Vol. 4, Issue 8 (2018)
Prevalence of depression, anxiety and stress among male medical students at Najran University, Saudi Arabia
Author(s): Sulaiman Asiri, Amira Asiri, Sibi Ulahannan, Moawia Alshiek MD
Abstract: Objectives: The aim of this 2017 study is to identify the prevalence of depression, anxiety, and stress and their association with Najran university male medical students’ age, monthly income, living status, academic level, daily studying hours outside the university, and the personal problem factor. Also, the authers aim to find out the correlation and its significance if found between depression, anxiety, and stress among the study participants. Methods: This study is cross-sectional and used a mixed approach (quantitative and qualitative) with 49% (i.e. 67 students) response rate. All population was included in the study due to its small size [i.e. (N=136), including all levels of male medical students at Najran University and excluding female medical students and first year-students]. Data was anonymously collected using a hardcopy self-administrated survey (DASS-21-tool).
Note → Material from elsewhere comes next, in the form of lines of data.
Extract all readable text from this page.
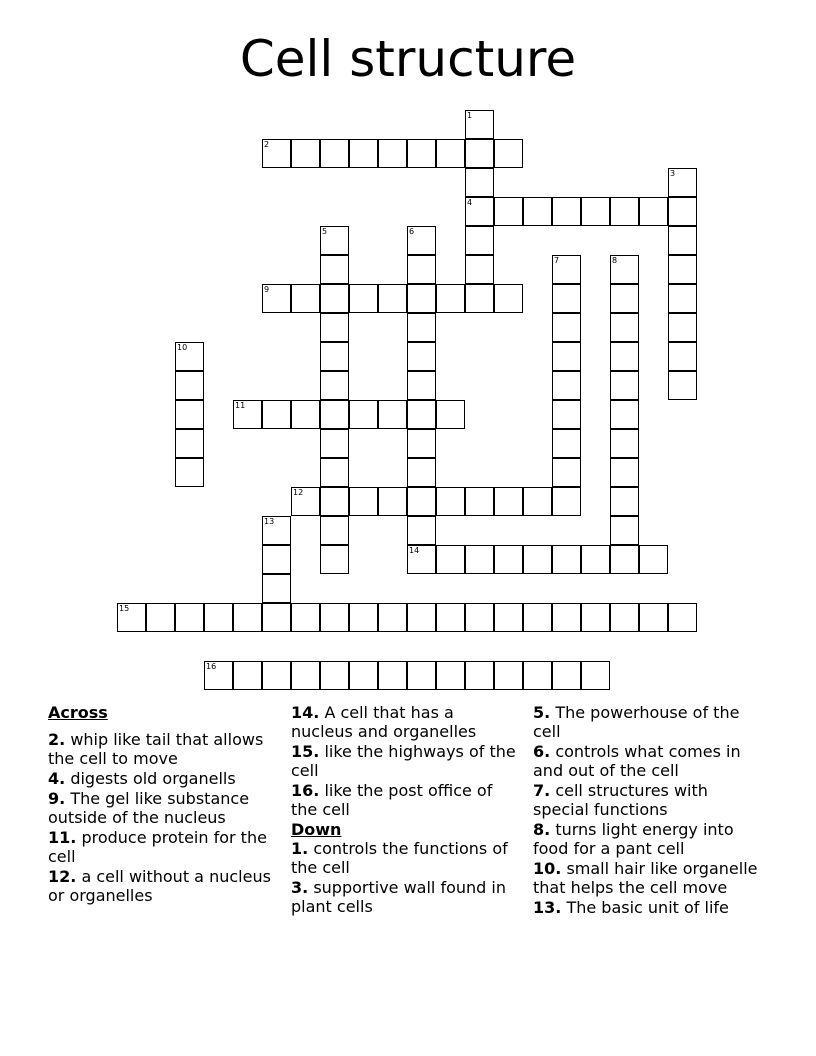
Cell structure
2
4
9
11
12
14
15
16
1
3
5	6
7	8
10
13
Across
2. whip like tail that allows the cell to move
4. digests old organells
9. The gel like substance outside of the nucleus
11. produce protein for the cell
12. a cell without a nucleus or organelles
14. A cell that has a nucleus and organelles
15. like the highways of the cell
16. like the post office of the cell
Down
1. controls the functions of the cell
3. supportive wall found in plant cells
5. The powerhouse of the cell
6. controls what comes in and out of the cell
7. cell structures with special functions
8. turns light energy into food for a pant cell
10. small hair like organelle that helps the cell move
13. The basic unit of life
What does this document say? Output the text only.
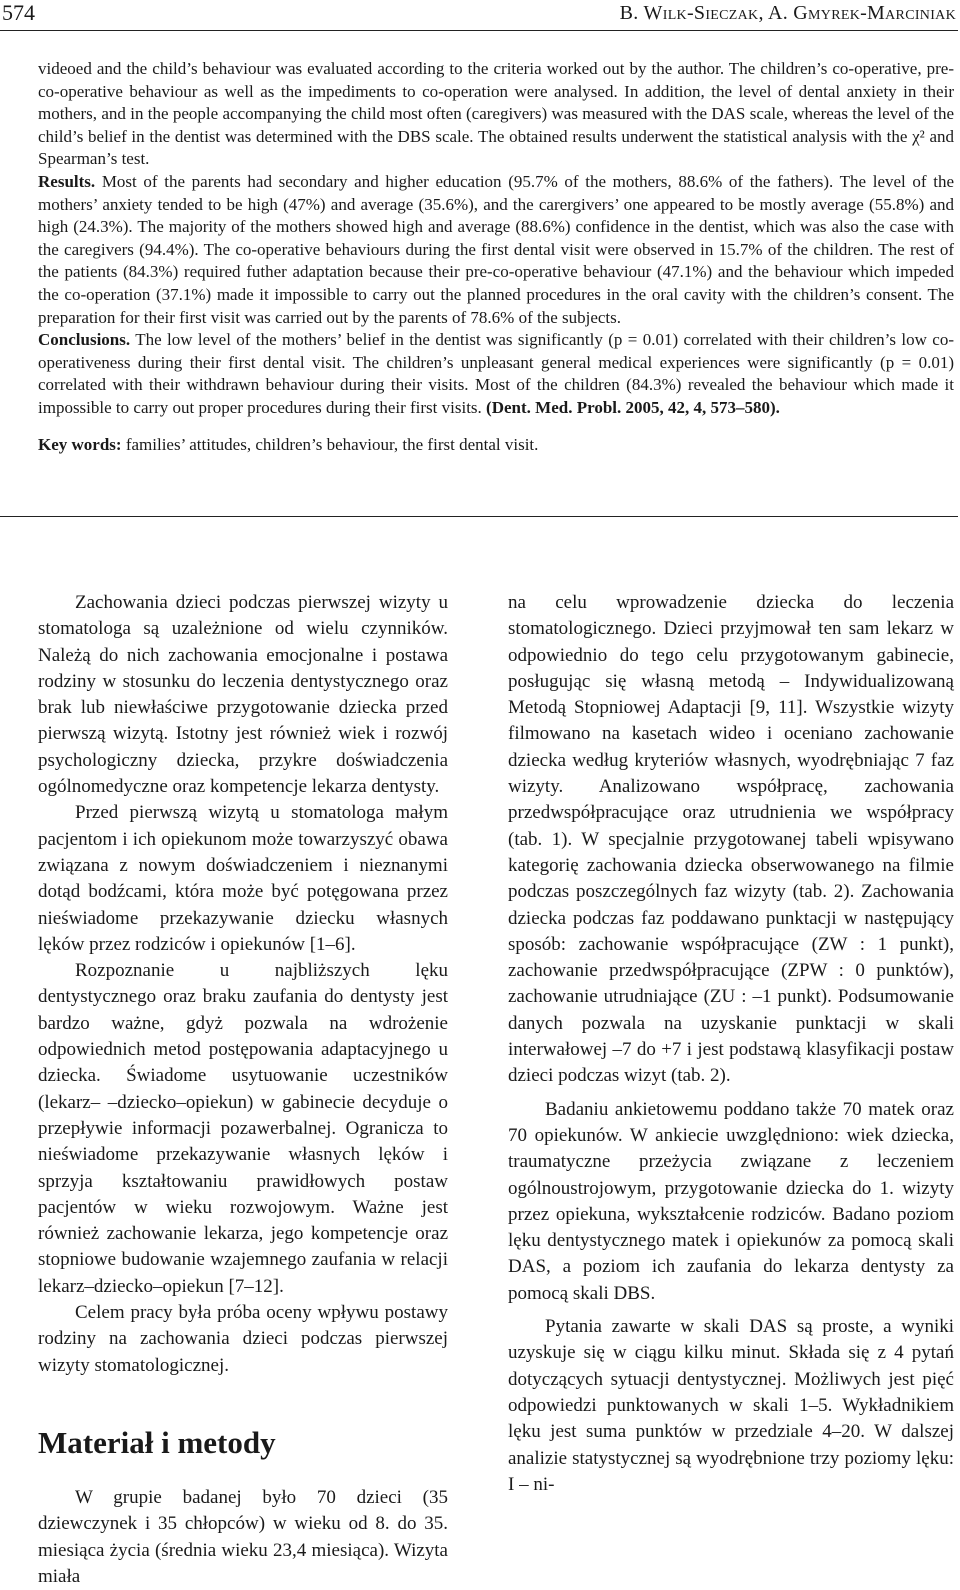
574	B. Wilk-Sieczak, A. Gmyrek-Marciniak

videoed and the child’s behaviour was evaluated according to the criteria worked out by the author. The children’s co-operative, pre-co-operative behaviour as well as the impediments to co-operation were analysed. In addition, the level of dental anxiety in their mothers, and in the people accompanying the child most often (caregivers) was measured with the DAS scale, whereas the level of the child’s belief in the dentist was determined with the DBS scale. The obtained results underwent the statistical analysis with the χ² and Spearman’s test.

Results. Most of the parents had secondary and higher education (95.7% of the mothers, 88.6% of the fathers). The level of the mothers’ anxiety tended to be high (47%) and average (35.6%), and the carergivers’ one appeared to be mostly average (55.8%) and high (24.3%). The majority of the mothers showed high and average (88.6%) confidence in the dentist, which was also the case with the caregivers (94.4%). The co-operative behaviours during the first dental visit were observed in 15.7% of the children. The rest of the patients (84.3%) required futher adaptation because their pre-co-operative behaviour (47.1%) and the behaviour which impeded the co-operation (37.1%) made it impossible to carry out the planned procedures in the oral cavity with the children’s consent. The preparation for their first visit was carried out by the parents of 78.6% of the subjects.

Conclusions. The low level of the mothers’ belief in the dentist was significantly (p = 0.01) correlated with their children’s low co-operativeness during their first dental visit. The children’s unpleasant general medical experiences were significantly (p = 0.01) correlated with their withdrawn behaviour during their visits. Most of the children (84.3%) revealed the behaviour which made it impossible to carry out proper procedures during their first visits. (Dent. Med. Probl. 2005, 42, 4, 573–580).

Key words: families’ attitudes, children’s behaviour, the first dental visit.

Zachowania dzieci podczas pierwszej wizyty u stomatologa są uzależnione od wielu czynników. Należą do nich zachowania emocjonalne i postawa rodziny w stosunku do leczenia dentystycznego oraz brak lub niewłaściwe przygotowanie dziecka przed pierwszą wizytą. Istotny jest również wiek i rozwój psychologiczny dziecka, przykre doświadczenia ogólnomedyczne oraz kompetencje lekarza dentysty.

Przed pierwszą wizytą u stomatologa małym pacjentom i ich opiekunom może towarzyszyć obawa związana z nowym doświadczeniem i nieznanymi dotąd bodźcami, która może być potęgowana przez nieświadome przekazywanie dziecku własnych lęków przez rodziców i opiekunów [1–6].

Rozpoznanie u najbliższych lęku dentystycznego oraz braku zaufania do dentysty jest bardzo ważne, gdyż pozwala na wdrożenie odpowiednich metod postępowania adaptacyjnego u dziecka. Świadome usytuowanie uczestników (lekarz– –dziecko–opiekun) w gabinecie decyduje o przepływie informacji pozawerbalnej. Ogranicza to nieświadome przekazywanie własnych lęków i sprzyja kształtowaniu prawidłowych postaw pacjentów w wieku rozwojowym. Ważne jest również zachowanie lekarza, jego kompetencje oraz stopniowe budowanie wzajemnego zaufania w relacji lekarz–dziecko–opiekun [7–12].

Celem pracy była próba oceny wpływu postawy rodziny na zachowania dzieci podczas pierwszej wizyty stomatologicznej.

Materiał i metody

W grupie badanej było 70 dzieci (35 dziewczynek i 35 chłopców) w wieku od 8. do 35. miesiąca życia (średnia wieku 23,4 miesiąca). Wizyta miała

na celu wprowadzenie dziecka do leczenia stomatologicznego. Dzieci przyjmował ten sam lekarz w odpowiednio do tego celu przygotowanym gabinecie, posługując się własną metodą – Indywidualizowaną Metodą Stopniowej Adaptacji [9, 11]. Wszystkie wizyty filmowano na kasetach wideo i oceniano zachowanie dziecka według kryteriów własnych, wyodrębniając 7 faz wizyty. Analizowano współpracę, zachowania przedwspółpracujące oraz utrudnienia we współpracy (tab. 1). W specjalnie przygotowanej tabeli wpisywano kategorię zachowania dziecka obserwowanego na filmie podczas poszczególnych faz wizyty (tab. 2). Zachowania dziecka podczas faz poddawano punktacji w następujący sposób: zachowanie współpracujące (ZW : 1 punkt), zachowanie przedwspółpracujące (ZPW : 0 punktów), zachowanie utrudniające (ZU : –1 punkt). Podsumowanie danych pozwala na uzyskanie punktacji w skali interwałowej –7 do +7 i jest podstawą klasyfikacji postaw dzieci podczas wizyt (tab. 2).

Badaniu ankietowemu poddano także 70 matek oraz 70 opiekunów. W ankiecie uwzględniono: wiek dziecka, traumatyczne przeżycia związane z leczeniem ogólnoustrojowym, przygotowanie dziecka do 1. wizyty przez opiekuna, wykształcenie rodziców. Badano poziom lęku dentystycznego matek i opiekunów za pomocą skali DAS, a poziom ich zaufania do lekarza dentysty za pomocą skali DBS.

Pytania zawarte w skali DAS są proste, a wyniki uzyskuje się w ciągu kilku minut. Składa się z 4 pytań dotyczących sytuacji dentystycznej. Możliwych jest pięć odpowiedzi punktowanych w skali 1–5. Wykładnikiem lęku jest suma punktów w przedziale 4–20. W dalszej analizie statystycznej są wyodrębnione trzy poziomy lęku: I – ni-
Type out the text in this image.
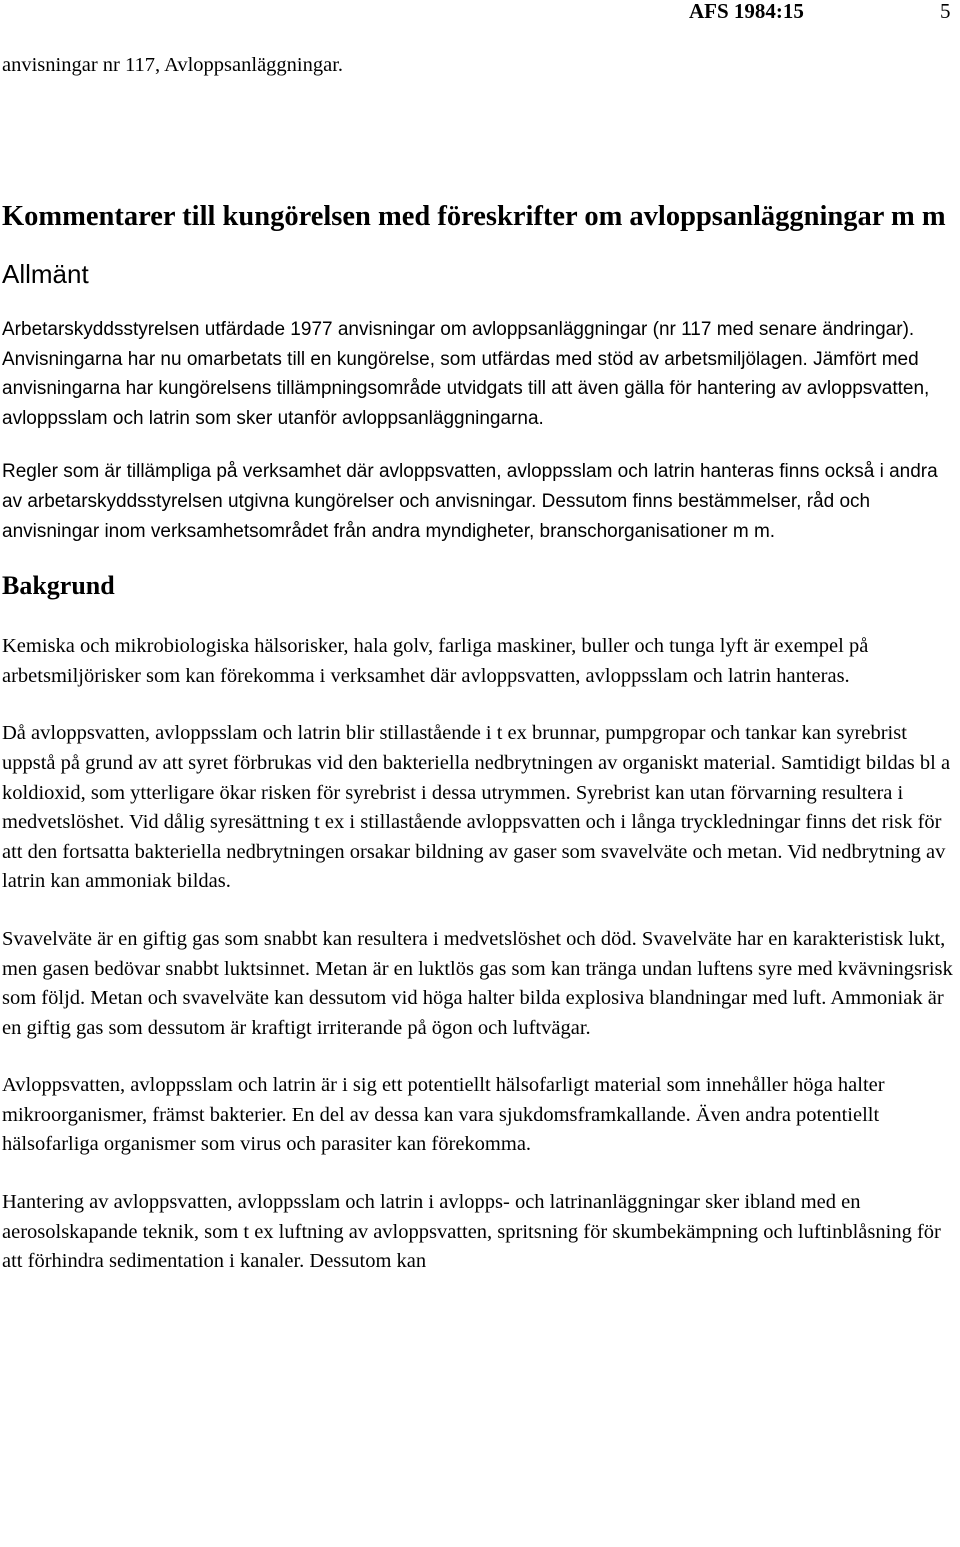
AFS 1984:15	5

anvisningar nr 117, Avloppsanläggningar.

Kommentarer till kungörelsen med föreskrifter om avloppsanläggningar m m
Allmänt

Arbetarskyddsstyrelsen utfärdade 1977 anvisningar om avloppsanläggningar (nr 117 med senare ändringar). Anvisningarna har nu omarbetats till en kungörelse, som utfärdas med stöd av arbetsmiljölagen. Jämfört med anvisningarna har kungörelsens tillämpningsområde utvidgats till att även gälla för hantering av avloppsvatten, avloppsslam och latrin som sker utanför avloppsanläggningarna.

Regler som är tillämpliga på verksamhet där avloppsvatten, avloppsslam och latrin hanteras finns också i andra av arbetarskyddsstyrelsen utgivna kungörelser och anvisningar. Dessutom finns bestämmelser, råd och anvisningar inom verksamhetsområdet från andra myndigheter, branschorganisationer m m.

Bakgrund

Kemiska och mikrobiologiska hälsorisker, hala golv, farliga maskiner, buller och tunga lyft är exempel på arbetsmiljörisker som kan förekomma i verksamhet där avloppsvatten, avloppsslam och latrin hanteras.

Då avloppsvatten, avloppsslam och latrin blir stillastående i t ex brunnar, pumpgropar och tankar kan syrebrist uppstå på grund av att syret förbrukas vid den bakteriella nedbrytningen av organiskt material. Samtidigt bildas bl a koldioxid, som ytterligare ökar risken för syrebrist i dessa utrymmen. Syrebrist kan utan förvarning resultera i medvetslöshet. Vid dålig syresättning t ex i stillastående avloppsvatten och i långa tryckledningar finns det risk för att den fortsatta bakteriella nedbrytningen orsakar bildning av gaser som svavelväte och metan. Vid nedbrytning av latrin kan ammoniak bildas.

Svavelväte är en giftig gas som snabbt kan resultera i medvetslöshet och död. Svavelväte har en karakteristisk lukt, men gasen bedövar snabbt luktsinnet. Metan är en luktlös gas som kan tränga undan luftens syre med kvävningsrisk som följd. Metan och svavelväte kan dessutom vid höga halter bilda explosiva blandningar med luft. Ammoniak är en giftig gas som dessutom är kraftigt irriterande på ögon och luftvägar.

Avloppsvatten, avloppsslam och latrin är i sig ett potentiellt hälsofarligt material som innehåller höga halter mikroorganismer, främst bakterier. En del av dessa kan vara sjukdomsframkallande. Även andra potentiellt hälsofarliga organismer som virus och parasiter kan förekomma.

Hantering av avloppsvatten, avloppsslam och latrin i avlopps- och latrinanläggningar sker ibland med en aerosolskapande teknik, som t ex luftning av avloppsvatten, spritsning för skumbekämpning och luftinblåsning för att förhindra sedimentation i kanaler. Dessutom kan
Descriptive and inferential statistics were done using the Statistical Package for the Social Sciences (SPSS) Software. Results: Overall, the prevalence of depression, anxiety, and stress was high. Stress was significantly associated with the living status of the students (P=0.028), while academic level and daily studying hours outside the University were significantly associated with depression with P=0.015 and P=0.023 respectively. However, no significant association was found between anxiety and any variable in our study. Also, there was a positive association between depression and anxiety, between depression and stress and between anxiety and stress scores. Conclusions: With a high prevalence of depression, anxiety, and stress among male medical students is reported, this issue should be considered when planning educational programs for medical students.